How do we implement a new patient accounting system (PAS) successfully?

The average life of a patient accounting system is approximately 10 years.  And with change to this technology so infrequently, replacement of a system can feel insurmountable at first, and require substantive effort to plan, execute and ensure an effective transition. 

Even with a successful patient account system transition, it is extremely common to have material business interruption during a period of stabilization post go-live of a new system, most notably seen in a delay to cash flow, and all too often, some amount of ‘lost,’ and never reclaimed. For example, it is not uncommon for a health system to simply lose revenue post-transition to a new patient accounting system. For this reason, it is critical to approach your implementation with a clear, well-thought-out strategy. According to a recent survey by Black Book, 86 percent of Chief Financial Officers report their organization must leverage next generation financial system technologies, including software and outsourced services, to keep solvent.

For instance, if your staff does not have the bandwidth to accommodate additional hours spent on the project or to support the learning curve that is inevitable with a change of this magnitude, consultants or staff augmentation options may be needed for a smooth transition. But it’s not always just about the implementation. It’s long been accepted that the best revenue cycle performers use “high-impact” workflow technologies that integrate with the hospital’s enterprise platform, i.e., its patient accounting system. Such surround technologies include (but are not limited to) patient and payor verification, contract management and denial management. In other words, the patient accounting systems alone are insufficient in fully maximizing the health system’s revenue cycle.

When you consider financial returns and efficiency benefits together – not as two separate benefits – does the combination of your PAS and the overlaying technology come out as a winning choice?

What’s the best option for RCM: People or technology?

It is not a ‘one or the other’ answer.

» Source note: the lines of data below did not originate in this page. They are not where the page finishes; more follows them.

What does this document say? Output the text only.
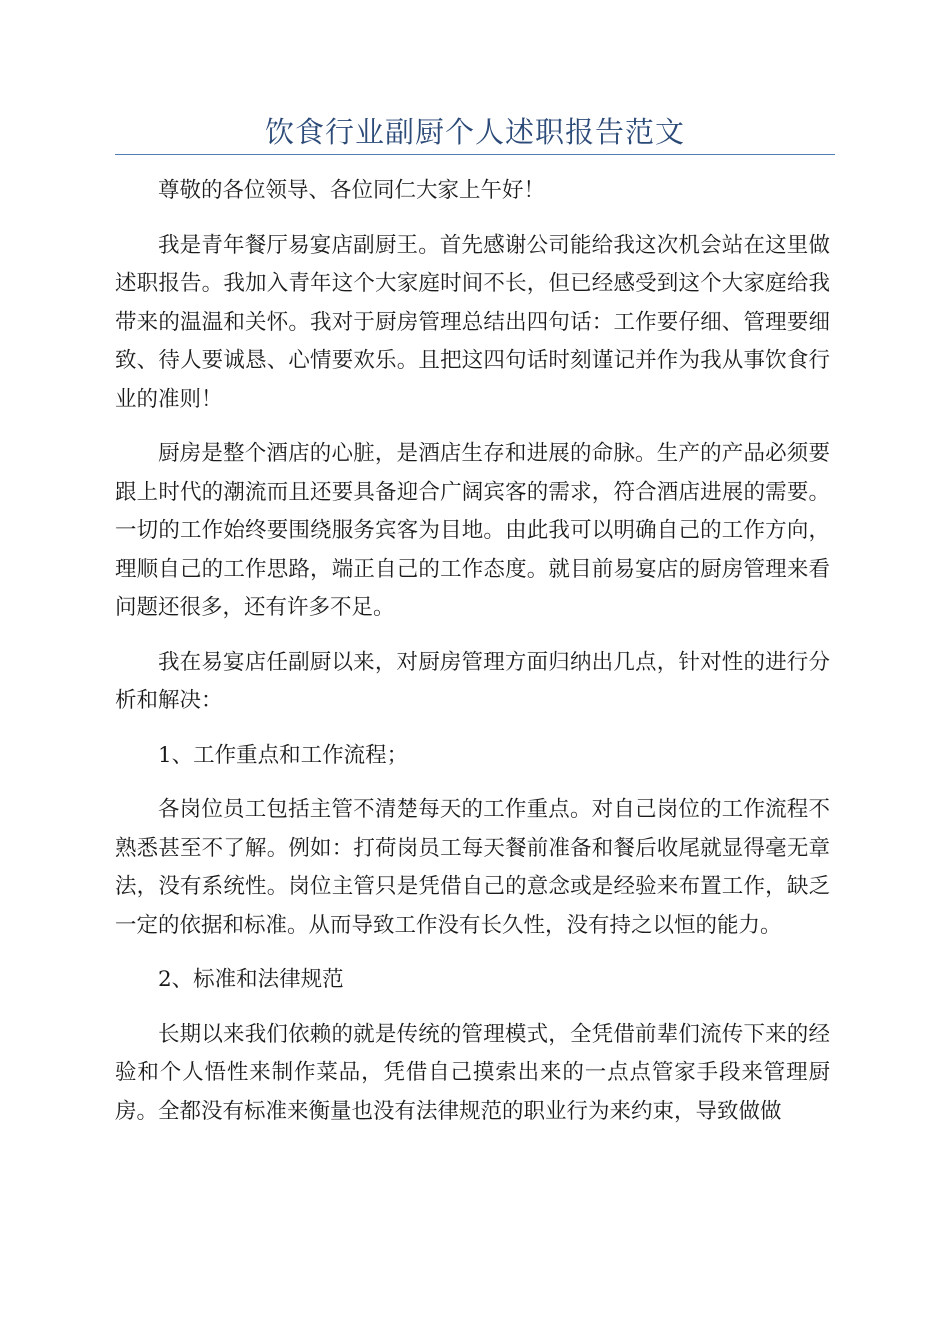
饮食行业副厨个人述职报告范文

尊敬的各位领导、各位同仁大家上午好！

我是青年餐厅易宴店副厨王。首先感谢公司能给我这次机会站在这里做述职报告。我加入青年这个大家庭时间不长，但已经感受到这个大家庭给我带来的温温和关怀。我对于厨房管理总结出四句话：工作要仔细、管理要细致、待人要诚恳、心情要欢乐。且把这四句话时刻谨记并作为我从事饮食行业的准则！

厨房是整个酒店的心脏，是酒店生存和进展的命脉。生产的产品必须要跟上时代的潮流而且还要具备迎合广阔宾客的需求，符合酒店进展的需要。一切的工作始终要围绕服务宾客为目地。由此我可以明确自己的工作方向，理顺自己的工作思路，端正自己的工作态度。就目前易宴店的厨房管理来看问题还很多，还有许多不足。

我在易宴店任副厨以来，对厨房管理方面归纳出几点，针对性的进行分析和解决：

1、工作重点和工作流程；

各岗位员工包括主管不清楚每天的工作重点。对自己岗位的工作流程不熟悉甚至不了解。例如：打荷岗员工每天餐前准备和餐后收尾就显得毫无章法，没有系统性。岗位主管只是凭借自己的意念或是经验来布置工作，缺乏一定的依据和标准。从而导致工作没有长久性，没有持之以恒的能力。

2、标准和法律规范

长期以来我们依赖的就是传统的管理模式，全凭借前辈们流传下来的经验和个人悟性来制作菜品，凭借自己摸索出来的一点点管家手段来管理厨房。全都没有标准来衡量也没有法律规范的职业行为来约束，导致做做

Providers must meaningfully consider people, process and technology, and do so in tandem. Making a decision regarding people, process or technology without consideration to all three elements creates a high opportunity for failure. The revenue cycle is complex, and a clear eye to the ‘root cause’ of challenges that your institution may face is paramount. Focusing on root cause and then considering the role of people, process and technology as levers to help drive the needed change or improvement is key. Your answer may just be people. Or process. Or technology. But, a decision made in absence of thinking comprehensively across these three facets has a high likelihood of not being the complete or optimum choice.